Arlington, Texas On the day of Manny Pacquiao's expected Saturday night victory over Joshua Clottey — which Pacquiao eventually did win — in the massive marvel called Cowboys Stadium that was built for both football and fascination, boxing kept strutting like a peacock.
It is a sport with the ultimate swagger. Outsiders immediately see attitude. Boxing doesn't see that at all. It thinks that's how all of life is, or should be.
The prime example is the bigger-than-life stadium where promoter Bob Arum brought the fight.
The place is made for football and can seat nearly 100,000 — or more if they sell what they call "Party Passes", Texas talk for standing room only.
They sold some of those for the fight, at $35 (Dh128.45) each (not including the going rate for parking lots at anywhere up to $60), meaning that all 45,000 seats promoters had deemed as the capacity for boxing had been sold.
This sort of success will bring Arum and Top Rank Promotions back, probably in midsummer, as Arum extends his campaign to take his sport out and about to bigger arenas and away from the "same old" Las Vegas casinos.
Separate fights
Arum has said he will have a card that features Cesar Chavez Jr, and the image-rehabbing Antonio Margarito in separate fights. That's assuming somebody will still give Margarito a licence to fight in this country. "There is more than enough of a Hispanic market to support that kind of show," Arum says. Jerry Jones' new stadium defies description. Ostentatious doesn't quite cut it. The only phrase that really captures it is really, really big. In many ways, it is the ultimate statement of how much technology has taken over our lives.
Night out
Everything is so far away that people now pay lots of money to watch on a massive TV screen. A reporter asked two couples, seated 50 yards away, in row 1 of the first raised section, what they paid for their tickets. They said $700 apiece. Just another $2,800 night out with the wives. Who said the economy was bad?

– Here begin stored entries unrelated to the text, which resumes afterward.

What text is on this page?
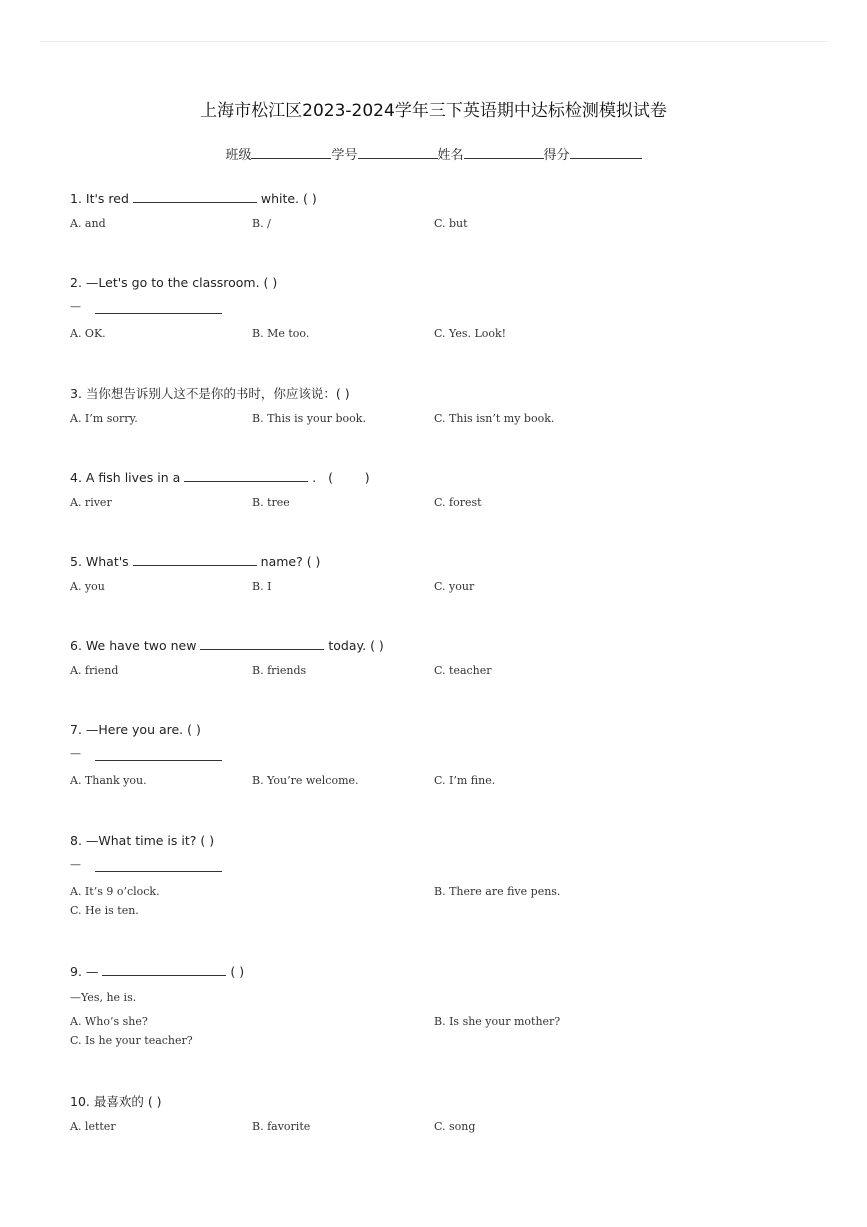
上海市松江区2023-2024学年三下英语期中达标检测模拟试卷
班级	学号	姓名	得分
1. It's red	white. ( )
A. and	B. /	C. but
2. —Let's go to the classroom. ( )
—
A. OK.	B. Me too.	C. Yes. Look!
3. 当你想告诉别人这不是你的书时，你应该说：( )
A. I’m sorry.	B. This is your book.	C. This isn’t my book.
4. A fish lives in a	.   (        )
A. river	B. tree	C. forest
5. What's	name? ( )
A. you	B. I	C. your
6. We have two new	today. ( )
A. friend	B. friends	C. teacher
7. —Here you are. ( )
—
A. Thank you.	B. You’re welcome.	C. I’m fine.
8. —What time is it? ( )
—
A. It’s 9 o’clock.	B. There are five pens.
C. He is ten.
9. —	( )
—Yes, he is.
A. Who’s she?	B. Is she your mother?
C. Is he your teacher?
10. 最喜欢的 ( )
A. letter	B. favorite	C. song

Other sports surround their stars with security muscle. They create an appetite to see their heroes by never letting you.
Up close and personal in other sports is a visit to Oprah. In boxing, you sit down at lunch and they sit down with you.
At lunch on Saturday, a group of writers sat at a table in a hotel courtyard. Suddenly, on a balcony above, Pacquiao emerged, with a half-dozen of his guys, whoever they are, just hanging out, waving to the luncheon crowd. Just hours away from performing in a pressure-packed and dangerous sport before millions worldwide, Pacquiao smiled the big smile of a guy with nothing more on his mind than shooting billiards with his friends. That is probably where he was going.